Let’s look at some common examples.
In a case where you set the MTU of a port to be 1500 bytes:
Total size per buffer = 3008 Bytes
In another example where you set the MTU to 9000 bytes:
Total size per buffer = 10176 Bytes
That’s the size of each individual buffer. The question then is, how many buffers are there in a mempool?
We mentioned earlier that mempools can be shared between multiple ports that have similar MTUs and the same NUMA association, and this is not uncommon. To cater for multiple ports using a mempool, initially OVS-DPDK requests 256K buffers in each mempool. It seems like a lot, but we have to consider that for any of these ports the buffers may be in-flight processing, or they could be in-use associated with multiple physical NIC queues. In OVS 2.9 they can also be in software TX queues.

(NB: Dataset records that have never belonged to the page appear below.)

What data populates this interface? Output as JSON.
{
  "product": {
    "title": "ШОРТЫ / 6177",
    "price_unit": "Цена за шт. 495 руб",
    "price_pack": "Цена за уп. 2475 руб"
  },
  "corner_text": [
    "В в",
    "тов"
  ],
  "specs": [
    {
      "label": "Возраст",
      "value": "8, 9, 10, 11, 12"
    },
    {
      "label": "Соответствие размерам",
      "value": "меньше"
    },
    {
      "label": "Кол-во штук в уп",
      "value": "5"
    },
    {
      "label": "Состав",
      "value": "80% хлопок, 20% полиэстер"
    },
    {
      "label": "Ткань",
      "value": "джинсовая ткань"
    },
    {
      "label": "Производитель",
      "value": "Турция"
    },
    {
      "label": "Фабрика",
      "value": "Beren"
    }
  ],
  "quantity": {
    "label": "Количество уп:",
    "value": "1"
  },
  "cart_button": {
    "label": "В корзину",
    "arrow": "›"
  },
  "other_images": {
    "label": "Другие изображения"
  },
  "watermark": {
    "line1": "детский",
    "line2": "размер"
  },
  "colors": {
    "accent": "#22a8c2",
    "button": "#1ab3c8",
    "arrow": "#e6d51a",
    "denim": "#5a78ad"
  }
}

If 256K buffers are not available, the requested amount is halved up until 16K. If at 16K the mempool can still not be created, an error is reported. Depending on the context of setting the MTU, this either means that the port cannot be correctly created, or that an MTU change failed.

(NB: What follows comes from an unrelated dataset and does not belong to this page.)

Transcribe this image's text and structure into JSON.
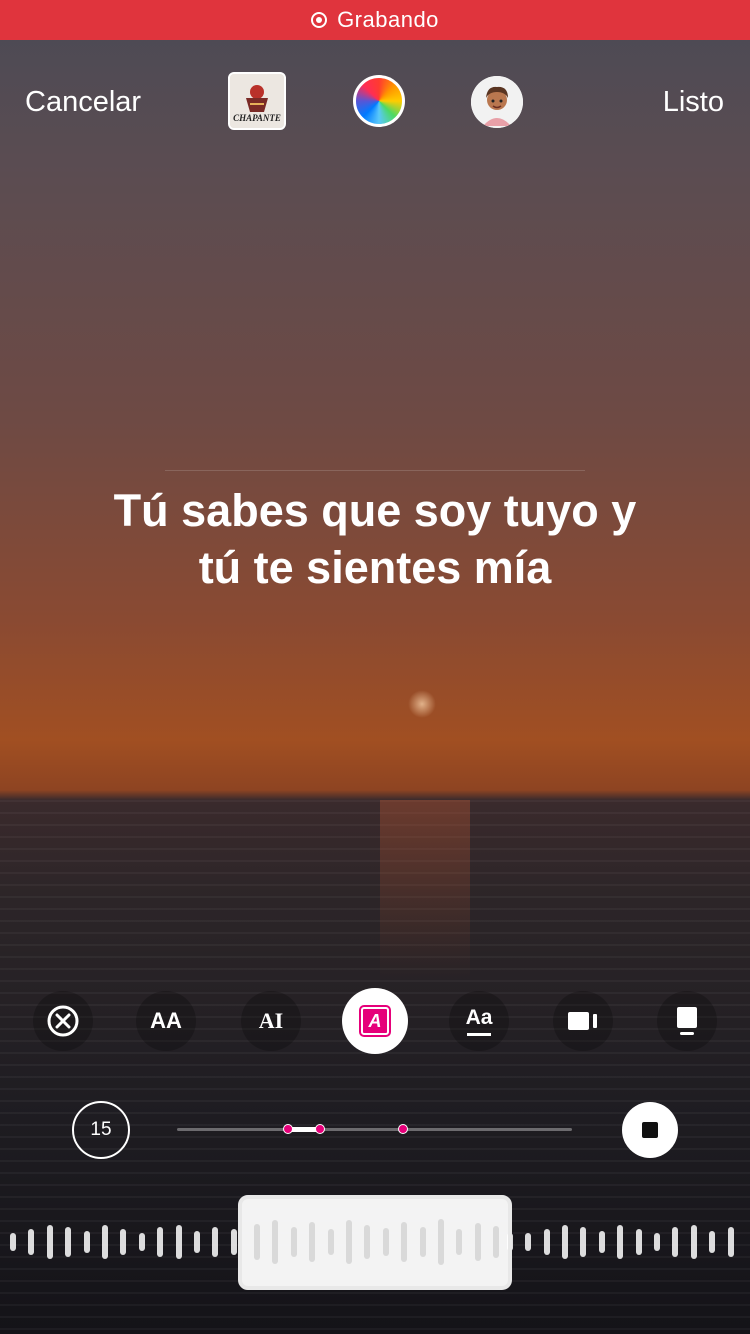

Let’s combine the information about how many buffers are requested for the mempool with the total size of each buffer (from the 1500 Byte and 9000 Byte examples above).
For an MTU of 1500 bytes:
Size of requested mempool = 3008 Bytes * 256K Size of requested mempool = 788 MBytes
For an MTU of 9000 bytes:
Size of requested mempool = 10176 Bytes * 256K Size of requested mempool = 2668 MBytes
Now let’s consider a case where the ports with MTUs of 1500 bytes and 9000 bytes co-exist on NUMA node 0. The MTUs are too different to allow sharing of a mempool, so there will be a mempool for each.
Initially the OVS-DPDK will request:
Size of mempools = 788 MBytes + 2668 MBytes Size of mempools = 3456 MBytes
The image illustrates the association where there are two physical ports and two virtual ports sharing these MTUs:
Setting Hugepage Memory
From the example above, we know we would like to have 3456 MB available on NUMA node 0 to allow for having ports with MTUs of 1500 bytes and 9000 bytes. Let’s set it!
Typically it is set in chunks of 1024 MB, so pre-allocate 4096 MB on NUMA node 0. Strictly speaking, that satisfies the requirement for this example. However, as noted above, ports will only use mempools from the same NUMA node as which they are associated with, so it’s good practice to also pre-allocate on other NUMA nodes.
# ovs-vsctl --no-wait set Open_vSwitch . other_config:dpdk-socket-mem=4096,4096
You can find more information about OVS-DPDK parameters (including dpdk-socket-mem and NUMA) in this blog post.
It’s difficult to give you a simple calculation for the memory required in order to be pre-allocated for OVS-DPDK. Port MTUs and rounding tend to make this variable. As a guideline, using the examples above should enable a calculation that provides a good approximation. Oh, and the good news is that if you get it wrong, OVS-DPDK will retry using lower amounts of memory.
So there’s a bit of flexibility built in!